More than 2,500 products have decreased in size in the past five years, often with no corresponding price reduction, according to the Office for National Statistics. Shrinkflation has been criticised as underhand, but is it justifiable?
To improve their profit margins or protect against rising manufacturing costs, businesses can directly increase prices, cut promotions or shrink their products. Given the current cost pressures, especially on imports – combined with the margin erosion that has resulted from a long supermarket price war – shrinkflation has been the only way for many firms to keep their goods on retailers’ shelves. This is a tried and tested approach, but public awareness of it has been increasing.
Some established supermarkets are also looking to beat the discount chains at their own game by keeping a lid on supply costs and hence their own prices. Shrinkflation enables them to do this. Rather than simply cutting sizes across the board, the smarter operators are shrinking their goods as one part of a well-structured medium-term plan. They may simultaneously introduce larger packs that offer better value, for instance.
A real understanding of your customers is crucial, as a significantly smaller pack with a slightly reduced price could become far more attractive to certain consumers. We all have varying price thresholds, which also differ by product category, above which we consider an item to be too expensive. Why not test this out yourself when you’re next at the shops?
James Brown is a partner at Simon-Kucher
Shrinkflation is a risky move: you’re trying to fool customers into paying the same for less and, if they twig what’s happening, they may well vote with their feet. You should instead take a more strategic look at the product’s overall cost. By analysing the fixed and variable elements, you may be able to identify ways to reduce this and improve efficiency without affecting quality or value.

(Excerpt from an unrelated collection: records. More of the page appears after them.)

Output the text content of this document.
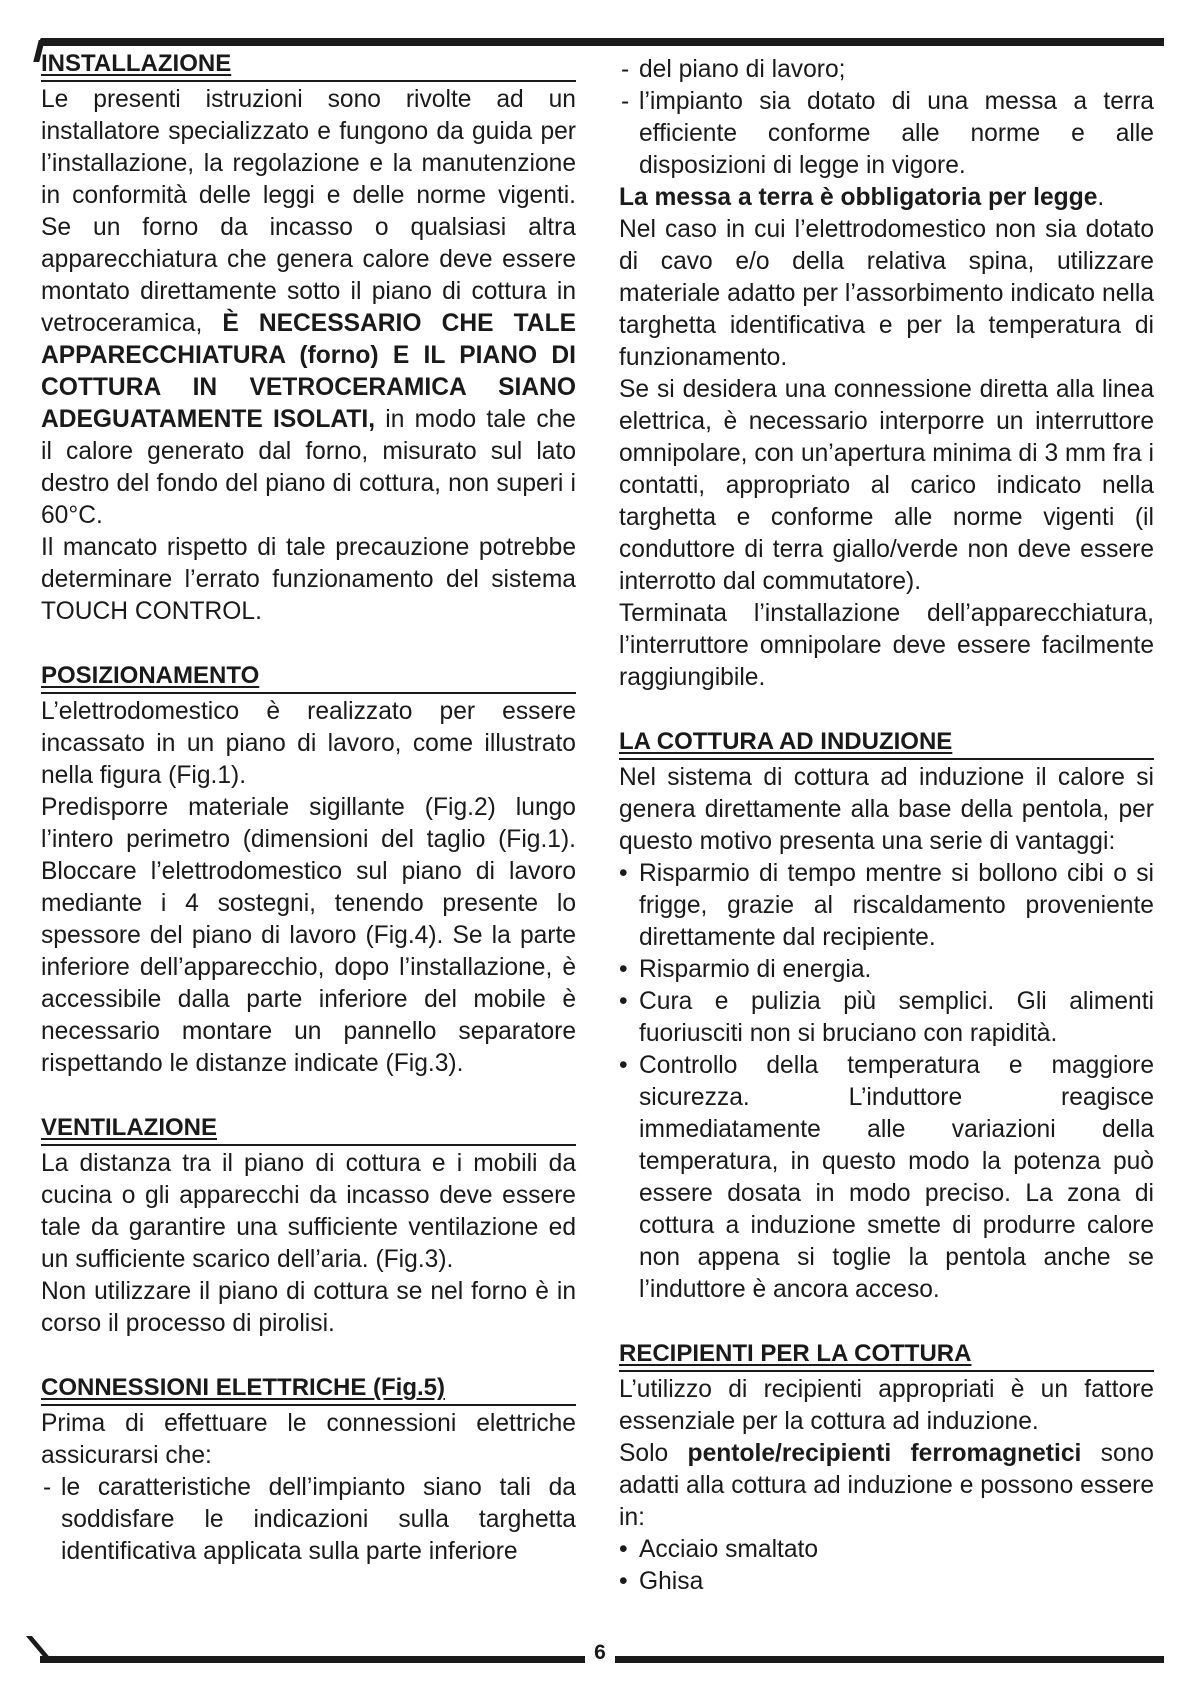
6
INSTALLAZIONE

Le presenti istruzioni sono rivolte ad un installatore specializzato e fungono da guida per l’installazione, la regolazione e la manutenzione in conformità delle leggi e delle norme vigenti. Se un forno da incasso o qualsiasi altra apparecchiatura che genera calore deve essere montato direttamente sotto il piano di cottura in vetroceramica, È NECESSARIO CHE TALE APPARECCHIATURA (forno) E IL PIANO DI COTTURA IN VETROCERAMICA SIANO ADEGUATAMENTE ISOLATI, in modo tale che il calore generato dal forno, misurato sul lato destro del fondo del piano di cottura, non superi i 60°C.

Il mancato rispetto di tale precauzione potrebbe determinare l’errato funzionamento del sistema TOUCH CONTROL.

POSIZIONAMENTO

L’elettrodomestico è realizzato per essere incassato in un piano di lavoro, come illustrato nella figura (Fig.1).

Predisporre materiale sigillante (Fig.2) lungo l’intero perimetro (dimensioni del taglio (Fig.1). Bloccare l’elettrodomestico sul piano di lavoro mediante i 4 sostegni, tenendo presente lo spessore del piano di lavoro (Fig.4). Se la parte inferiore dell’apparecchio, dopo l’installazione, è accessibile dalla parte inferiore del mobile è necessario montare un pannello separatore rispettando le distanze indicate (Fig.3).

VENTILAZIONE

La distanza tra il piano di cottura e i mobili da cucina o gli apparecchi da incasso deve essere tale da garantire una sufficiente ventilazione ed un sufficiente scarico dell’aria. (Fig.3).

Non utilizzare il piano di cottura se nel forno è in corso il processo di pirolisi.

CONNESSIONI ELETTRICHE (Fig.5)

Prima di effettuare le connessioni elettriche assicurarsi che:

- le caratteristiche dell’impianto siano tali da soddisfare le indicazioni sulla targhetta identificativa applicata sulla parte inferiore
- del piano di lavoro;
- l’impianto sia dotato di una messa a terra efficiente conforme alle norme e alle disposizioni di legge in vigore.

La messa a terra è obbligatoria per legge.

Nel caso in cui l’elettrodomestico non sia dotato di cavo e/o della relativa spina, utilizzare materiale adatto per l’assorbimento indicato nella targhetta identificativa e per la temperatura di funzionamento.

Se si desidera una connessione diretta alla linea elettrica, è necessario interporre un interruttore omnipolare, con un’apertura minima di 3 mm fra i contatti, appropriato al carico indicato nella targhetta e conforme alle norme vigenti (il conduttore di terra giallo/verde non deve essere interrotto dal commutatore).

Terminata l’installazione dell’apparecchiatura, l’interruttore omnipolare deve essere facilmente raggiungibile.

LA COTTURA AD INDUZIONE

Nel sistema di cottura ad induzione il calore si genera direttamente alla base della pentola, per questo motivo presenta una serie di vantaggi:

• Risparmio di tempo mentre si bollono cibi o si frigge, grazie al riscaldamento proveniente direttamente dal recipiente.
• Risparmio di energia.
• Cura e pulizia più semplici. Gli alimenti fuoriusciti non si bruciano con rapidità.
• Controllo della temperatura e maggiore sicurezza. L’induttore reagisce immediatamente alle variazioni della temperatura, in questo modo la potenza può essere dosata in modo preciso. La zona di cottura a induzione smette di produrre calore non appena si toglie la pentola anche se l’induttore è ancora acceso.
RECIPIENTI PER LA COTTURA

L’utilizzo di recipienti appropriati è un fattore essenziale per la cottura ad induzione.

Solo pentole/recipienti ferromagnetici sono adatti alla cottura ad induzione e possono essere in:

• Acciaio smaltato
• Ghisa
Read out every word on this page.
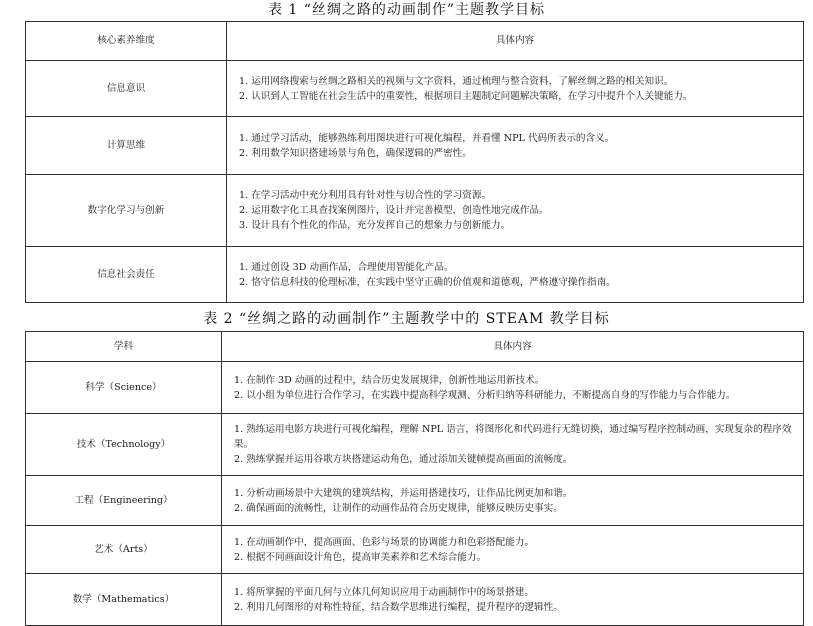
表 1 “丝绸之路的动画制作”主题教学目标
核心素养维度	具体内容
信息意识	1. 运用网络搜索与丝绸之路相关的视频与文字资料，通过梳理与整合资料，了解丝绸之路的相关知识。
2. 认识到人工智能在社会生活中的重要性，根据项目主题制定问题解决策略，在学习中提升个人关键能力。

计算思维	1. 通过学习活动，能够熟练利用图块进行可视化编程，并看懂 NPL 代码所表示的含义。
2. 利用数学知识搭建场景与角色，确保逻辑的严密性。

数字化学习与创新	1. 在学习活动中充分利用具有针对性与切合性的学习资源。
2. 运用数字化工具查找案例图片，设计并完善模型，创造性地完成作品。
3. 设计具有个性化的作品，充分发挥自己的想象力与创新能力。

信息社会责任	1. 通过创设 3D 动画作品，合理使用智能化产品。
2. 恪守信息科技的伦理标准，在实践中坚守正确的价值观和道德观，严格遵守操作指南。
表 2 “丝绸之路的动画制作”主题教学中的 STEAM 教学目标
学科	具体内容
科学（Science）	1. 在制作 3D 动画的过程中，结合历史发展规律，创新性地运用新技术。
2. 以小组为单位进行合作学习，在实践中提高科学观测、分析归纳等科研能力，不断提高自身的写作能力与合作能力。

技术（Technology）	1. 熟练运用电影方块进行可视化编程，理解 NPL 语言，将图形化和代码进行无缝切换，通过编写程序控制动画，实现复杂的程序效果。
2. 熟练掌握并运用谷歌方块搭建运动角色，通过添加关键帧提高画面的流畅度。

工程（Engineering）	1. 分析动画场景中大建筑的建筑结构，并运用搭建技巧，让作品比例更加和谐。
2. 确保画面的流畅性，让制作的动画作品符合历史规律，能够反映历史事实。

艺术（Arts）	1. 在动画制作中，提高画面、色彩与场景的协调能力和色彩搭配能力。
2. 根据不同画面设计角色，提高审美素养和艺术综合能力。

数学（Mathematics）	1. 将所掌握的平面几何与立体几何知识应用于动画制作中的场景搭建。
2. 利用几何图形的对称性特征，结合数学思维进行编程，提升程序的逻辑性。
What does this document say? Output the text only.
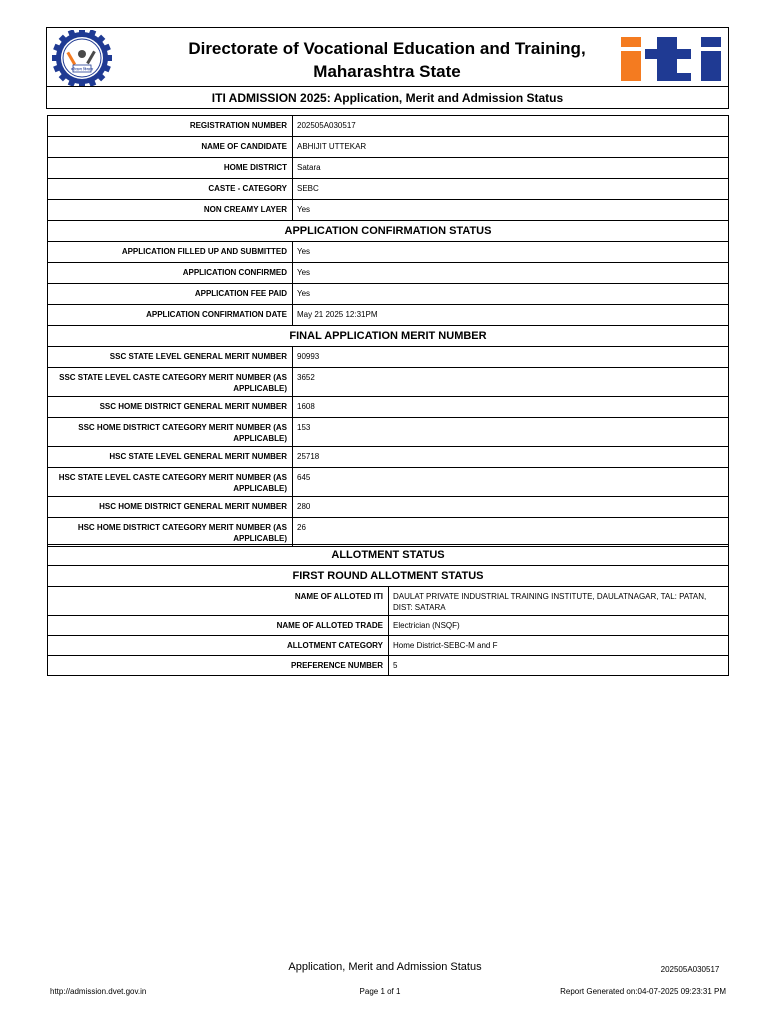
कौशल्य विकास
Directorate of Vocational Education and Training,
Maharashtra State
ITI ADMISSION 2025: Application, Merit and Admission Status
REGISTRATION NUMBER	202505A030517
NAME OF CANDIDATE	ABHIJIT UTTEKAR
HOME DISTRICT	Satara
CASTE - CATEGORY	SEBC
NON CREAMY LAYER	Yes
APPLICATION CONFIRMATION STATUS	
APPLICATION FILLED UP AND SUBMITTED	Yes
APPLICATION CONFIRMED	Yes
APPLICATION FEE PAID	Yes
APPLICATION CONFIRMATION DATE	May 21 2025 12:31PM
FINAL APPLICATION MERIT NUMBER	
SSC STATE LEVEL GENERAL MERIT NUMBER	90993
SSC STATE LEVEL CASTE CATEGORY MERIT NUMBER (AS APPLICABLE)	3652
SSC HOME DISTRICT GENERAL MERIT NUMBER	1608
SSC HOME DISTRICT CATEGORY MERIT NUMBER (AS APPLICABLE)	153
HSC STATE LEVEL GENERAL MERIT NUMBER	25718
HSC STATE LEVEL CASTE CATEGORY MERIT NUMBER (AS APPLICABLE)	645
HSC HOME DISTRICT GENERAL MERIT NUMBER	280
HSC HOME DISTRICT CATEGORY MERIT NUMBER (AS APPLICABLE)	26
ALLOTMENT STATUS	
FIRST ROUND ALLOTMENT STATUS	
NAME OF ALLOTED ITI	DAULAT PRIVATE INDUSTRIAL TRAINING INSTITUTE, DAULATNAGAR, TAL: PATAN, DIST: SATARA
NAME OF ALLOTED TRADE	Electrician (NSQF)
ALLOTMENT CATEGORY	Home District-SEBC-M and F
PREFERENCE NUMBER	5
Application, Merit and Admission Status	202505A030517
http://admission.dvet.gov.in	Page 1 of 1	Report Generated on:04-07-2025 09:23:31 PM
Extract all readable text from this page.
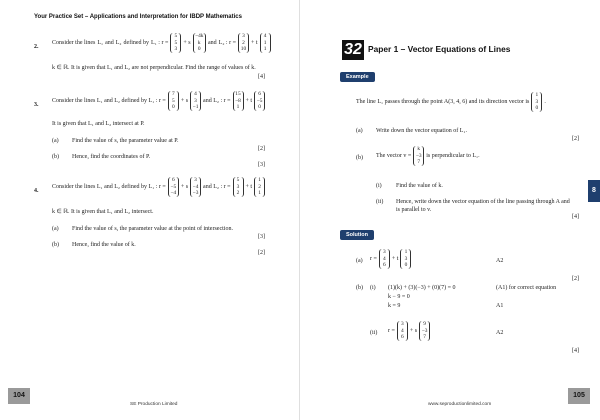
Your Practice Set – Applications and Interpretation for IBDP Mathematics
2.
Consider the lines L₁ and L₂ defined by L₁ : r =
5
5
3
+ s
−4k
k
0
and L₂ : r =
3
2
10
+ t
4
1
1
k ∈ ℝ. It is given that L₁ and L₂ are not perpendicular. Find the range of values of k.
[4]
3.
Consider the lines L₁ and L₂ defined by L₁ : r =
7
5
0
+ s
4
3
−1
and L₂ : r =
15
−8
1
+ t
6
−5
0
It is given that L₁ and L₂ intersect at P.
(a) Find the value of s, the parameter value at P.
[2]
(b) Hence, find the coordinates of P.
[3]
4.
Consider the lines L₁ and L₂ defined by L₁ : r =
6
−5
−4
+ s
3
−4
−3
and L₂ : r =
5
3
2
+ t
1
2
1
k ∈ ℝ. It is given that L₁ and L₂ intersect.
(a) Find the value of s, the parameter value at the point of intersection.
[3]
(b) Hence, find the value of k.
[2]
104
SE Production Limited
32 Paper 1 – Vector Equations of Lines
Example
The line L₁ passes through the point A(3, 4, 6) and its direction vector is
1
3
0
.
(a) Write down the vector equation of L₁.
[2]
(b) The vector v =
k
−3
7
is perpendicular to L₁.
(i) Find the value of k.
(ii) Hence, write down the vector equation of the line passing through A and
is parallel to v.
[4]
Solution
(a) r =
3
4
6
+ t
1
3
0
A2
[2]
(b) (i) (1)(k) + (3)(−3) + (0)(7) = 0	(A1) for correct equation
k − 9 = 0
k = 9	A1
(ii) r =
3
4
6
+ s
9
−3
7
A2
[4]
8
105
www.seproductionlimited.com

You could also consolidate your supply chain. This would eliminate some of the overheads that come with using a large number of suppliers and it should help you to cut prices without affecting profitability.
Much can be achieved by innovation too. If you develop a product that offers improved quality or value, consumers may well be willing to pay more for less of it. Alternatively, the adoption of lighter or more compact packaging could reduce distribution costs.
Lastly, if your business is buying or selling goods overseas, you should consider hedging against future exchange-rate volatility. By doing so, you can mitigate the effects of sharp currency fluctuations and so help to protect margins. Where possible, you should consider a “natural” hedge by adapting trading agreements to ensure that goods are being bought and sold in the same currency.